Q: What do you think companies can learn from this ranking – especially those who are interested in strengthening their reputation?
A: First of all, I think every company should be interested in strengthening its reputation! Our studies, and many other business and academic studies the world over, show without a doubt that a strong reputation directly contributes to financial performance, and should therefore be a primary focus area for commercial organizations. For me, what’s more interesting than the ranking itself is the identification of drivers of reputation, and we find time and again that things like a company’s perceived integrity and authenticity (or what we call the company’s character) are significantly more important than areas of competency like innovation, products and leadership – when it comes to driving trust, advocacy and loyalty from customers and employees. So the first lesson is to focus on your character, not just your competency. The other important lesson is that reputations are invariably volatile – even well-established companies can suffer reputational declines if their stakeholders are disappointed with their behavior. But the stronger your reputation is, and the better you handle such cases of disappointment, the more likely you are to recover quickly. It is therefore important to continuously track stakeholder perceptions, identify cases of decline early enough for correct and informed mitigation, and isolate activities that consistently maintain and improve your reputation so that money is spent wisely, and results can be proven.

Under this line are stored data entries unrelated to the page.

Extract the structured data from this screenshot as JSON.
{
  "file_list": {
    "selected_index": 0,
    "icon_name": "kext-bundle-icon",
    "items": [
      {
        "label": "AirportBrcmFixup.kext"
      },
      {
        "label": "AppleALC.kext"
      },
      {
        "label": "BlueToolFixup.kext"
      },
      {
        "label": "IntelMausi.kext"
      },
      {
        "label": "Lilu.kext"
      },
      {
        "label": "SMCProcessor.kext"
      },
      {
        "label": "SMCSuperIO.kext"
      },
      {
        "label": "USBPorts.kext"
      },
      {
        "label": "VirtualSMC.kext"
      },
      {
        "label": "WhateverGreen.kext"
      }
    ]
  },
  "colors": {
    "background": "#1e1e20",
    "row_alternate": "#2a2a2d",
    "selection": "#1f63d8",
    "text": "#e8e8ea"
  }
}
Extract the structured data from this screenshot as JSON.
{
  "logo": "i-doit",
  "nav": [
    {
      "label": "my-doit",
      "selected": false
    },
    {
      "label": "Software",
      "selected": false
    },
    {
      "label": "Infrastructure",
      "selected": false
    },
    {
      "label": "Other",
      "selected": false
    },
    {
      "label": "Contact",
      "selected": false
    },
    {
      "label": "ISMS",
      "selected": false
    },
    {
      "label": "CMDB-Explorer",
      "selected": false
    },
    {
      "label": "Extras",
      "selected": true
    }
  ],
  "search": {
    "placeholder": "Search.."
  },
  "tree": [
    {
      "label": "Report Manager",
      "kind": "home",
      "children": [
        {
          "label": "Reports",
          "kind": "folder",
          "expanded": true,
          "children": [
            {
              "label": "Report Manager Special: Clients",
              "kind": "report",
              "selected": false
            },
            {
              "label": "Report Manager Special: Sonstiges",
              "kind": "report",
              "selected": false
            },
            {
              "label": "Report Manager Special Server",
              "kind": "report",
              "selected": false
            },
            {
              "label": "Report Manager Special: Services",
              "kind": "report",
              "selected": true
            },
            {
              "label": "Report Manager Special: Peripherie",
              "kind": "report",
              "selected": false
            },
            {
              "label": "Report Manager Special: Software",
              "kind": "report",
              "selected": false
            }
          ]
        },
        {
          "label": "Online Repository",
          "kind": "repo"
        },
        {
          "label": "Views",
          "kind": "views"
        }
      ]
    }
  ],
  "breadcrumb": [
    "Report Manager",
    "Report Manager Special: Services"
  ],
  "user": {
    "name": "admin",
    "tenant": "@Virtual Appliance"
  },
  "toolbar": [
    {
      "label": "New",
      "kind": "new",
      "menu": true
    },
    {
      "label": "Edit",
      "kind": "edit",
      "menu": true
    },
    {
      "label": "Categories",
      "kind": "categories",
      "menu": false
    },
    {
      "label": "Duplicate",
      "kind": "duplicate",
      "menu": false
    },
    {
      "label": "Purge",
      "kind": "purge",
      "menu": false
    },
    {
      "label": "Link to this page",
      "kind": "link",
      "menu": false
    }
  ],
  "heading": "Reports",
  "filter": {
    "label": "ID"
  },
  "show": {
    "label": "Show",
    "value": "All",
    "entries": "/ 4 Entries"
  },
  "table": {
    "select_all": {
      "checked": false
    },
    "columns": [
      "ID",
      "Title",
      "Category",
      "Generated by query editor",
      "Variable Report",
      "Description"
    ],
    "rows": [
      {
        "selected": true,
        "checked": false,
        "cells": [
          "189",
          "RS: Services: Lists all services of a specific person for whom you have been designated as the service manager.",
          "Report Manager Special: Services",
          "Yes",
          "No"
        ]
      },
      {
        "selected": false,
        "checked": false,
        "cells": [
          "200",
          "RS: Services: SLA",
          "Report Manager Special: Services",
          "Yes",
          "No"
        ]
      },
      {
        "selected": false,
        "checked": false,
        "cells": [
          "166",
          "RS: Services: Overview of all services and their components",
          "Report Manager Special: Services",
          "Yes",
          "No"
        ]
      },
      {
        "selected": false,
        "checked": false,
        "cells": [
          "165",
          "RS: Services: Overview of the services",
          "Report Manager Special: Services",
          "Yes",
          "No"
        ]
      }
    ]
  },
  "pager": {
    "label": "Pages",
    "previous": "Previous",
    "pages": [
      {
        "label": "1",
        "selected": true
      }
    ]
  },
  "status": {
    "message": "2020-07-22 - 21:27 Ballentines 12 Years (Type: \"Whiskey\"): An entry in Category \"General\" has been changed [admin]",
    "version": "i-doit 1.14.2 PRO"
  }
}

Q: Thanks for your perspectives. Any final words?
A: Good luck to all 100 companies in 2019 – and see you in April for the Q1 analysis!
ABOUT THE STUDY
The results are based on Caliber’s real-time tracking study that measures public perceptions of the most prominent companies in Denmark on a daily basis. The scores underpinning the ranking are based on the average responses to 2 separate questions presented on a 1-7 scale: to what extent respondents trust and like each company. The scores are then normalized into a 0-100 scale without any weighting or adjustments. The full year results are based on more than 60.000 evaluations based on 10.000 unique respondents. Quarterly results are based on more than 15.000 evaluations coming from more than 2.000 unique respondents. Both annual and quarterly results are representing the Danish population along key demographic indicators. As the data is collected on a daily basis, rather than on an ad-hoc basis as is often the case in comparable studies, results can be seen as being representative of all news and activities that occurred throughout the measured periods. All results shown in the Top 100 ranking can be further broken down along age, gender, geography and occupation.